Die Vereinigten Staaten von Amerika - Land der unbegrenzten Möglichkeiten und Wiege neuester Technologien, zumindest was Überwachungssysteme und die überwachenden Behörden seit dem 11. September betrifft, melden sich mit einer neuen Erfindung zu Wort. Ein Überwachungssystem, das schneller, besser, effizienter und im Kampf gegen den Terrorismus wahre Wunder vollbringen soll, wurde nun vorgestellt, der Name des Systems: MATRIX.

Alles pure Realität

Knapp drei Wochen nach dem Ende des "Terrorist Information Awareness"-Programms, kommt nun die Meldung aus Florida, dass sich dort ein neues Überwachungssystem bereits im Einsatz befindet. Dieses Wunderwerk der Technik soll laut "Washington Post" Milliarden von Datensätzen enthalten. Diese Daten werden aus den Beständen der Polizeibehörden und kommerziell erhältlichen Informationen über Einzelpersonen "zusammengemischt".

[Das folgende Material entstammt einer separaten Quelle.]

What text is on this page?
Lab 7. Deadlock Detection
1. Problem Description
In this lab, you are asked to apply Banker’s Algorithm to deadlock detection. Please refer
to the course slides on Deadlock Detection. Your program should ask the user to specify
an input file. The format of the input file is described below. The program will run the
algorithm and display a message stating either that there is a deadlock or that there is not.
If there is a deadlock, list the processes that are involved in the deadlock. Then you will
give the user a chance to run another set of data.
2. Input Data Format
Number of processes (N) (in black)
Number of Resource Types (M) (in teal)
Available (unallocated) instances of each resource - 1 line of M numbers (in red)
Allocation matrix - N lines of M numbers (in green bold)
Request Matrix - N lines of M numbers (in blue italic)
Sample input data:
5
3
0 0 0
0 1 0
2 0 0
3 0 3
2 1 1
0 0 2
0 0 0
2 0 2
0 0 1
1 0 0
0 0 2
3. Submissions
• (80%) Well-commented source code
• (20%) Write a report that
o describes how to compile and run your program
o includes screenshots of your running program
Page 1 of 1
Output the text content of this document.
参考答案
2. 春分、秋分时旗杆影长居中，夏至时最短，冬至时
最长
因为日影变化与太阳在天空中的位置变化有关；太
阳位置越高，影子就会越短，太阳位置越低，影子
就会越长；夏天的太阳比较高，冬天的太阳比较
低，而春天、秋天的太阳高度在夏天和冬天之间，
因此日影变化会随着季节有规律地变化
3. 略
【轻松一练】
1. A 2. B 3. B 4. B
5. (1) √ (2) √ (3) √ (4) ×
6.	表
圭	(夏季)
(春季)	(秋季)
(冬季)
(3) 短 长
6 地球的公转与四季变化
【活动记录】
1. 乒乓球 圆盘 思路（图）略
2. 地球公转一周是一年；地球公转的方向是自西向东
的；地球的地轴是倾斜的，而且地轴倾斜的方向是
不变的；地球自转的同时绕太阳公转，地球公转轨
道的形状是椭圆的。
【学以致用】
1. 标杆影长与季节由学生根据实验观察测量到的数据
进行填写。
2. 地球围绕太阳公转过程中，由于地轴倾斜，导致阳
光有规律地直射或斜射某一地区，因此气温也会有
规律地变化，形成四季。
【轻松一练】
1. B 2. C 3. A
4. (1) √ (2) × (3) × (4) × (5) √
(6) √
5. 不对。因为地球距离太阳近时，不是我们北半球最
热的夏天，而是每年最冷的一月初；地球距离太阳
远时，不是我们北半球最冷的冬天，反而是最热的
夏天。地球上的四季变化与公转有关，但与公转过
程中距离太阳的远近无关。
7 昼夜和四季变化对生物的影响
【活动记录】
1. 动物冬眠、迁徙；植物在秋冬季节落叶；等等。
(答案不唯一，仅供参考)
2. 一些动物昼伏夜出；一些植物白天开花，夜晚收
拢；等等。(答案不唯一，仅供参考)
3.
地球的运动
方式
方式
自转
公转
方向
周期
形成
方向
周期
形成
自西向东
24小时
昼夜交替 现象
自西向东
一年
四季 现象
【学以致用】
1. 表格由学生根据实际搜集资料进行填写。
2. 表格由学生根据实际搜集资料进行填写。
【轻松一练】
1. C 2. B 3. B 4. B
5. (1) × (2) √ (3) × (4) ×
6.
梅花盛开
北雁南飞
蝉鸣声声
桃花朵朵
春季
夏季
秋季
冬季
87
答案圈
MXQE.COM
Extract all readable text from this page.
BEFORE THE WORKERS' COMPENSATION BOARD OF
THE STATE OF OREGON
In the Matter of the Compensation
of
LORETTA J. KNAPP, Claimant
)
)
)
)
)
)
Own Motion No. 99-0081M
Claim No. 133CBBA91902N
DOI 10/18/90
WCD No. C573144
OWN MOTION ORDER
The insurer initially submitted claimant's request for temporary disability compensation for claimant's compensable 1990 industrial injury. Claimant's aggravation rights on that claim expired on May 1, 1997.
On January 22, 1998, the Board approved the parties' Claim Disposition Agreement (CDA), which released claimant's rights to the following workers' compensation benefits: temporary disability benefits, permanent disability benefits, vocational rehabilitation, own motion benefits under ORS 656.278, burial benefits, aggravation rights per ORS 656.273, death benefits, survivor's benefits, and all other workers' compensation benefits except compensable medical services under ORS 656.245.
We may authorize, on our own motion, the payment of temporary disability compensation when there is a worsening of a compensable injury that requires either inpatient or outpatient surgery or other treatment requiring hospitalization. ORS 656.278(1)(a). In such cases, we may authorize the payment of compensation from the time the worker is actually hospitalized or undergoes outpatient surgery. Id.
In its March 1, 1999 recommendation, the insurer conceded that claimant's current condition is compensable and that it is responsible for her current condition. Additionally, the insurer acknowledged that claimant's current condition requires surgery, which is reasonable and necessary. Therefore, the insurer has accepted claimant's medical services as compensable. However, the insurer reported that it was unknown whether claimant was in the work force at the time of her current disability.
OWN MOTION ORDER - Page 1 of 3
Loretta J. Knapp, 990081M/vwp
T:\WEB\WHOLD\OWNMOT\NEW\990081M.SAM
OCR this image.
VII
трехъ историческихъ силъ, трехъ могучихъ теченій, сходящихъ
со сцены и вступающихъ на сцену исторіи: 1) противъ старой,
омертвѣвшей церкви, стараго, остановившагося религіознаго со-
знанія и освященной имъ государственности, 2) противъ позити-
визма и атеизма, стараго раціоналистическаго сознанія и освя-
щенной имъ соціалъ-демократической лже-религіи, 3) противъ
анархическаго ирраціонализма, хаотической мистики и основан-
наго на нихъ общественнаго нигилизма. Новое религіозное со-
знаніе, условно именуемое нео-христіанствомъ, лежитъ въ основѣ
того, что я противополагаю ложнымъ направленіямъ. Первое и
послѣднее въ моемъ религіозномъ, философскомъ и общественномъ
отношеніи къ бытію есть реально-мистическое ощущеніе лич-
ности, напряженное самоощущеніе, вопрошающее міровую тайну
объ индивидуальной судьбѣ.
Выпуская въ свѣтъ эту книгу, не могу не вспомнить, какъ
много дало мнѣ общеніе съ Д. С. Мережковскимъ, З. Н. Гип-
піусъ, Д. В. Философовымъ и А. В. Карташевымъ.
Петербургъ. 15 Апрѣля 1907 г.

Die Ermittler sollen so Muster und Verbindungen zwischen Personen und Ereignissen schneller finden und detaillierte Angaben erhalten. Jeder amerikanische Erwachsene wird sich - früher oder später - in dieser Kartei finden lassen. Ein Beispiel nennt die "Washington Post" auch: Dank des neuen Überwachungssystems könnten die Polizeibehörden im Falle des Falles in Sekundenbruchteilen erfahren, welcher braunhaarige Mann in einem Umkreis von 30 Kilometern rund um den Tatort einen roten Ford Pickup fährt. Dies alles ermöglicht die "Matrix", kurz für "Multistate Anti-Terrorism Information Exchange".

"Multistate Anti-Terrorism Information Exchange"

Matrix (Multistate Anti-Terrorism Information Exchange) wurde von der Firma Seisint in Boca Raton, Florida entwickelt. Ein interessanter Aspekt an Matrix ist, dass das Projekt nicht auf Initiative von US-Behörden, sondern auf die eines Unternehmers zurückgeht - sein Name Hank Asher. Asher, seines Zeichens Gründer von Seisint, schien die Zeichen der Zeit nach dem 11.September rechtzeitig erkannt zu haben und bot der Polizei in Floria an, ein System zur Terrorbekämpfung zu installieren - und dies völlig umsonst. Die Datenbank in Matrix wurde mit einer Suchmaschine namens "Who" ausgestattet, die im Zentrum des Projekts stehen sollte. Nach Angaben der Hersteller sei das System vollkommen harmlos, da nur Daten benutzt werden, die sowieso vorhanden und verfügbar seien.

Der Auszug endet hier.